The latter shortcoming is certainly to be expected, for the records on prostitution in general and these unfortunate victims in particular are sketchy at best. The mainstream Jewish communities of the cities wanted absolutely nothing to do with these women of ill-repute and ostracized them to the point of refusing to bury them in their communal cemeteries. And most of the women were, at best, barely literate and unable to record their stories for posterity.

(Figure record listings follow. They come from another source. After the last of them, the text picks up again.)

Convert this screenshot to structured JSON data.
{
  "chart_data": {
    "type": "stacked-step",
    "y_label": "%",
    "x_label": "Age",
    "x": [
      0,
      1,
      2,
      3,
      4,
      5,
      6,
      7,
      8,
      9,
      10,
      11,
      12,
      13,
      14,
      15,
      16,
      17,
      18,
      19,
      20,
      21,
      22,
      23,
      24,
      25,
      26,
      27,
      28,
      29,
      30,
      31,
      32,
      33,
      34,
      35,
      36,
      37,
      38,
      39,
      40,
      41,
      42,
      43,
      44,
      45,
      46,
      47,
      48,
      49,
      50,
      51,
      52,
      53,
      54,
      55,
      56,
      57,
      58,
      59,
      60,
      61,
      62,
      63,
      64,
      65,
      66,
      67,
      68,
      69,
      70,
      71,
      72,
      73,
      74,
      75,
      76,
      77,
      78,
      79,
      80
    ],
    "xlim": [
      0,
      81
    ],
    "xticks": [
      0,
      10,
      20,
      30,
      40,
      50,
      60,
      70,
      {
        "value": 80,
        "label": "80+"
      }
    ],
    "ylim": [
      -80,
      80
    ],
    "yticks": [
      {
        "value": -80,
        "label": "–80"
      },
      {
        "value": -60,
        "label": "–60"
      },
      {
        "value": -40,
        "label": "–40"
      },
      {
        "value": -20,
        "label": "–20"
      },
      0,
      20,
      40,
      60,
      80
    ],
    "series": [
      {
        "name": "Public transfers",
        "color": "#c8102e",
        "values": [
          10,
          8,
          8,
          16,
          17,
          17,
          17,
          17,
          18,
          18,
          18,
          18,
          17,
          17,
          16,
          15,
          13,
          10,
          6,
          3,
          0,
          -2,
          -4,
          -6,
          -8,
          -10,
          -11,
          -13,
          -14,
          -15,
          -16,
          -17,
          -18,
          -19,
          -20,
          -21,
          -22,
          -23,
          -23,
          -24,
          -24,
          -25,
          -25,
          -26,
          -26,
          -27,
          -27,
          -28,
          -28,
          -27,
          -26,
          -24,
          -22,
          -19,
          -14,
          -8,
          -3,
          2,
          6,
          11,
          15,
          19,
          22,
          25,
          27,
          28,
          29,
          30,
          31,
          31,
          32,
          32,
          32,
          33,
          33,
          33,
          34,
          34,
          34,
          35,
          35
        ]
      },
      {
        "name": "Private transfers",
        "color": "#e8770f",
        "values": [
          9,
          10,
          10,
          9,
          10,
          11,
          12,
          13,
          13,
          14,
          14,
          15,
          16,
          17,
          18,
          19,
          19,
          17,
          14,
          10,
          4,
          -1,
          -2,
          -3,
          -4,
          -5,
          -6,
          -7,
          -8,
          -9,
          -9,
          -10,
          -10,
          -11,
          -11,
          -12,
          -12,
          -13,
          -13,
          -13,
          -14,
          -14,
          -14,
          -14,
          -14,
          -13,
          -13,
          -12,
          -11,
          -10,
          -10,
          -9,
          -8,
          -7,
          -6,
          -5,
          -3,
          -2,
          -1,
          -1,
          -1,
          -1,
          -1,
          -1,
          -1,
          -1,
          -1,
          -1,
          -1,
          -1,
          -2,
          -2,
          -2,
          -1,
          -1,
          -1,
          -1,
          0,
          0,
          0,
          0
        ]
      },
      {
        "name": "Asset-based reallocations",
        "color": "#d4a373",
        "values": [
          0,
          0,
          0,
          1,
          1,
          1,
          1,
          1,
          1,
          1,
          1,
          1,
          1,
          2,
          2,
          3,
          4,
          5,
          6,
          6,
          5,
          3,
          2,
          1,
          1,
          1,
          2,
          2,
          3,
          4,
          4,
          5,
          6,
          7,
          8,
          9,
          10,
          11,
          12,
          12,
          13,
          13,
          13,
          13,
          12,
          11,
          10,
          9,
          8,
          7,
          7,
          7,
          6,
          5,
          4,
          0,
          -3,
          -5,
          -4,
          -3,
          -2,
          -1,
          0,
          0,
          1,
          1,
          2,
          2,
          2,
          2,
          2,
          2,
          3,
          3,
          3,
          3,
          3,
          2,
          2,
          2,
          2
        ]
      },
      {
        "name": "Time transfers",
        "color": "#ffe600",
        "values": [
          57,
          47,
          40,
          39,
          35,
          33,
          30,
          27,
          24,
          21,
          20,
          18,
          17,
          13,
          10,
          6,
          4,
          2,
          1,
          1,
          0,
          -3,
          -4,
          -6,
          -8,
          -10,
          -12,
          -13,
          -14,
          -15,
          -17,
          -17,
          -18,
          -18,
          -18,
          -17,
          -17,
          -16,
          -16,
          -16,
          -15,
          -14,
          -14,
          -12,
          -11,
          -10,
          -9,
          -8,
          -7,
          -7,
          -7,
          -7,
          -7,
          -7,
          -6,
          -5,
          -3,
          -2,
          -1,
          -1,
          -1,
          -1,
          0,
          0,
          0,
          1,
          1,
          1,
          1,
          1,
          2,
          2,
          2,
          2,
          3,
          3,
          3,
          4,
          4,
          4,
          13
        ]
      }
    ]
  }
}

The three women spotlighted are named Sophia Chamys, Rachel Liberman and Rebecca Freedman. While they all suffered similar fates, at least to some degree, their stories differ in significant ways. Chamys' story is the most tragic - her short life was marked by violent acts on the part of her "husband," a pimp named Isaac Boorosky. She died young and was buried in a Catholic cemetery. Liberman, on the other hand, managed to start an antique business and gain some respectability. When her former bosses refused to leave her alone, she went to the Buenos Aires police and brought about at least a measure of reform. But unfortunately, she too died young, as she was about to visit her family in Poland. Rebecca Freedman went from prostitution, in both New York and South America, to become a sort of one-woman  chevra kadisha  (burial society), caring for the bodies of her fellow prostitutes after they had established their own cemetery in Rio de Janeiro. Unlike the others, she lived to the age of 103, dying in 1984.

The stories of other women, and the male sex traffickers who ran the operations, also are recounted briefly. But reading about this tragic situation is more difficult than it should be, as the narrative at times is quite confusing. Also, there are a couple of errors in discussing Jewish rituals and customs: the ritual of putting on teffilin takes place in the morning, not on Friday evening, and the well-known Jewish dance is the hora, not the tora.

While the significant presence of prostitution represents a blot in modern Judaism, it was probably inevitable that, given the extreme difficulties faced by East European Jews in the late 19th and early 20th centuries, some would turn to this disreputable occupation. Their story merits being brought to light, for the bad must be told along with the good. Despite its flaws, this book constitutes a significant addition to modern Jewish historical scholarship.